Each quilting stitch adds more and more to the depth, the detail and the overall personality of the artwork. Yes, we need those quilting stitches to hold the work together and provide stability but they are all so much more important to the personality of our finished project.

Do you have a project that came alive when you quilted it?

Wednesday, June 8, 2011

What's Right in Front of my Nose

"We See, They See", detail
Sharon V. Rotz

It's not picking out the pattern. It's not choosing the colors. It's not selecting the fabrics. Ask any quilter and they will tell you, one of the hardest decisions they make is determining how to quilt their project.

Should there be feathers, should there be swirls, crosshatching, stitching in the ditch, or the old stand-by, meandering across the entire quilt? Or should I by-pass the whole decision by dropping it in the hands of my machine quilter?

I love to look to my fabrics for the quilting solution.
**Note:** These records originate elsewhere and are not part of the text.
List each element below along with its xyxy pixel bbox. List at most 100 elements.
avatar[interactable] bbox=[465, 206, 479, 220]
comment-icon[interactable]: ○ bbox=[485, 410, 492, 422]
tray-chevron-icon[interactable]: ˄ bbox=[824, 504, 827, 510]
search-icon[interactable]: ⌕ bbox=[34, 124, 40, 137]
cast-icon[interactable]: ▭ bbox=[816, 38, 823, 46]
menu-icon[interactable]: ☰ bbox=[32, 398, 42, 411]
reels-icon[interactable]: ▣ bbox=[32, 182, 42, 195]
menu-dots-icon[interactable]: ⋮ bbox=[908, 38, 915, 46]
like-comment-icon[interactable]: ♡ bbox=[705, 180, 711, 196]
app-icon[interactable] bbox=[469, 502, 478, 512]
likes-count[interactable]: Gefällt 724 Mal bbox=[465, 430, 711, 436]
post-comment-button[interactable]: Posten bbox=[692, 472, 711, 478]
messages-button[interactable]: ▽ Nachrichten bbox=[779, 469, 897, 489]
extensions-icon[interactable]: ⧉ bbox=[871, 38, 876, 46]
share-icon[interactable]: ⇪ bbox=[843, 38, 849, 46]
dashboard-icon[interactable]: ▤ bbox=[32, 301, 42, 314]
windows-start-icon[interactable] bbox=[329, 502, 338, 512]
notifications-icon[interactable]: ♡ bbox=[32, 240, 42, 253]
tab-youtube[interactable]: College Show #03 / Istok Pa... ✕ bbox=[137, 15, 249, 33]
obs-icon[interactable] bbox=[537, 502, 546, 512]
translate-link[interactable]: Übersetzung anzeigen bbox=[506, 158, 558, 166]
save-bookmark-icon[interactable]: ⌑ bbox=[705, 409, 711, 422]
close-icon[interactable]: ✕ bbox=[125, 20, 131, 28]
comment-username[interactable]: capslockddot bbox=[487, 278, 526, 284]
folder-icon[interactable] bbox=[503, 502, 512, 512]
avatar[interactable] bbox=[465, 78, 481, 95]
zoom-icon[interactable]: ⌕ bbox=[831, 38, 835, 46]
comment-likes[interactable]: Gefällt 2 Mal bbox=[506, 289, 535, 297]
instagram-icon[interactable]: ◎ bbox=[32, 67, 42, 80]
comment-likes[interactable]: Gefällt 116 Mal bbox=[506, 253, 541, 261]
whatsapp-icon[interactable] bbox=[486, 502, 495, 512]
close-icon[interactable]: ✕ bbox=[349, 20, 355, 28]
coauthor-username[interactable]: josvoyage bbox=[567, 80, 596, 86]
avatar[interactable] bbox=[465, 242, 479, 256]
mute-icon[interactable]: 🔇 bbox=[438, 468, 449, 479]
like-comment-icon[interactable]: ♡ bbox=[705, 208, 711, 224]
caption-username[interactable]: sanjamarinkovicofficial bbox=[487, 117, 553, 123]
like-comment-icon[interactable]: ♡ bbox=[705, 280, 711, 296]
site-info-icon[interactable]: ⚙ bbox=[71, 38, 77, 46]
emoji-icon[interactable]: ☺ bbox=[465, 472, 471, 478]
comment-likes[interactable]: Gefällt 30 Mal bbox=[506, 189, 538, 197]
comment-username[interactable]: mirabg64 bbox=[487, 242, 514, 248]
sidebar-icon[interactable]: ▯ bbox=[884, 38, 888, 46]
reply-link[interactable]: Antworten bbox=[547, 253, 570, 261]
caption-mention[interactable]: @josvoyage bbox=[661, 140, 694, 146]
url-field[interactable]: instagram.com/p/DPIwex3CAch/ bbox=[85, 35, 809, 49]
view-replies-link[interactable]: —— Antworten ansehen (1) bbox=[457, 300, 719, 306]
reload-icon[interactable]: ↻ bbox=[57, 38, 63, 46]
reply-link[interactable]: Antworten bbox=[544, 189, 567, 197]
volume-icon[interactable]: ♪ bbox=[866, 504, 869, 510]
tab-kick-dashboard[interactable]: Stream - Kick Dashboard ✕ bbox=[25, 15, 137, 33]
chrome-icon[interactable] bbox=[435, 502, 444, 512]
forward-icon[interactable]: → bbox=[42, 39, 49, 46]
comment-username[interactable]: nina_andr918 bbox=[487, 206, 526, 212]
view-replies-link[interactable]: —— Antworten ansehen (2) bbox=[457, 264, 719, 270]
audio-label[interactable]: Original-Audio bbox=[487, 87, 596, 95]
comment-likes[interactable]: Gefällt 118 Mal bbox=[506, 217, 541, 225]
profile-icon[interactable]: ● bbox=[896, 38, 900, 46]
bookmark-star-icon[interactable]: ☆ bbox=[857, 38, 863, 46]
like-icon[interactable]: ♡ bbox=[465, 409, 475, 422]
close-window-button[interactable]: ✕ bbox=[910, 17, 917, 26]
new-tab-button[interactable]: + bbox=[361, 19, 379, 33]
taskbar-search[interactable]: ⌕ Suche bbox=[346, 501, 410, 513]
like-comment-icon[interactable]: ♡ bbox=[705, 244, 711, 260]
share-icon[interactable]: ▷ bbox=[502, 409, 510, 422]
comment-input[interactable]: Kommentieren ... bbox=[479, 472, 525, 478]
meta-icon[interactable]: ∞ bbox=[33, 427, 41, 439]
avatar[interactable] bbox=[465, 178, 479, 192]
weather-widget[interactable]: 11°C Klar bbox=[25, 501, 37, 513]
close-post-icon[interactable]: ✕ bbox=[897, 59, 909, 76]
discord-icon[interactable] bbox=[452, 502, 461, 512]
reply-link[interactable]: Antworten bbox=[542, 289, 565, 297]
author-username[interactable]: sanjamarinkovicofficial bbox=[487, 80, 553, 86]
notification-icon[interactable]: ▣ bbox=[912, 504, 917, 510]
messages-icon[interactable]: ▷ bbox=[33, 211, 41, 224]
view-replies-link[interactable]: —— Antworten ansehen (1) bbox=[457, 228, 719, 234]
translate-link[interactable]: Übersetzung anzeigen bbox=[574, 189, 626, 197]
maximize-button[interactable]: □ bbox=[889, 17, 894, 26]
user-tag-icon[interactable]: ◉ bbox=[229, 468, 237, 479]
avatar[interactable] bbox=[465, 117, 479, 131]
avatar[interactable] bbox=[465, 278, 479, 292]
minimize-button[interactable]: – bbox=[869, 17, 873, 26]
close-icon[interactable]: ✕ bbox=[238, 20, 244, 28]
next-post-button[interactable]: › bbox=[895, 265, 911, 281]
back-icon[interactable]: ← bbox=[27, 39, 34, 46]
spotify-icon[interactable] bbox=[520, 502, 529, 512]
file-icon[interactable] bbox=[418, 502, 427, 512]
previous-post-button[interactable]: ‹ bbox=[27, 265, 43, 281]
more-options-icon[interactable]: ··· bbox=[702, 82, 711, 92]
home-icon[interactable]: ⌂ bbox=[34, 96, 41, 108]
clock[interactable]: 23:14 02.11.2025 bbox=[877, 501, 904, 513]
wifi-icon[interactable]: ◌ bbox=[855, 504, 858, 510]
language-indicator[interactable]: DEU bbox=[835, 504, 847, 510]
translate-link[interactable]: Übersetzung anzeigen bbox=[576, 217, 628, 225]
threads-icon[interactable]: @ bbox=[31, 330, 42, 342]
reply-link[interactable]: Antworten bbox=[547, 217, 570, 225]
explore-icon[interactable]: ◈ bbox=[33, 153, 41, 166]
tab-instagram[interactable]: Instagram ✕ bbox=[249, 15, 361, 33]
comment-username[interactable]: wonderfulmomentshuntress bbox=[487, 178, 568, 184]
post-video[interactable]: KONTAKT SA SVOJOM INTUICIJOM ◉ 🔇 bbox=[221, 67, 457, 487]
In this case, my fabric is shouting and I just have to see "what's right in front of my nose".

My background fabric has quilting tracks just waiting for my needle to follow.  I may have to adapt slightly as I go but the clue that my fabric holds is pointing me the direction that I need to go. The look of angles and cracked surface will be perfect for the background of my crane.

Today, look at your fabric and see what quilting clues may be revealed.

Saturday, June 4, 2011

Teaching and Sharing

I love teaching and helping students learn a new technique. The down side is the fact that I seldom get to see the student's finished quilts. It is a special treat when one of my students sends a photo of her completed project. Today, I want to thank Sally Nesser for sharing her quilted project.

Sally was busy sewing together strips into "freedom quilt" log cabin blocks as she emptied her scrap bag (or at least put a dent in it). These blocks were then cut on a tilt for a carefree attitude. Fat or thin, bright or dull, left over fabric strips were all incorporated into this fun-loving quilt.

To quote Sally: "It was one of the first things that got me out of my traditional mode. I had no idea when I started it where it was going but then realized I had the perfect spot for it in our larger quest bed room. It really adds some color to an other wise peaceful room."

Here you can see Sally's freedom quilt hung over the bed in her guest room. Who wouldn't want to be invited to spend the night in this inviting space?

Intrigued? Look for my book "Log Cabin Quilts with Attitude" full of "freedom quilt" ideas.

Wednesday, June 1, 2011

Adding Shots of Complexity

Bing! Bang! Pop! Add a shot of complexity to your project.

I love to make sections of my quilts really pop with the use of multiple fabrics instead of just one. This not only add complexity to the work but also adds individuality. Here I have "string pieced" a quilt section by stitching and flipping fabrics to entirely cover the template piece.

I then cut the piece to the correct size adding seam allowances. This section now incorporated the fabrics used throughout the quilt. 

As you can see with the section laid in place, the attention that it draws to that area of the quilt. 

25" x 33"
Sharon V. Rotz

The finished project complete with "shots of complexity" added.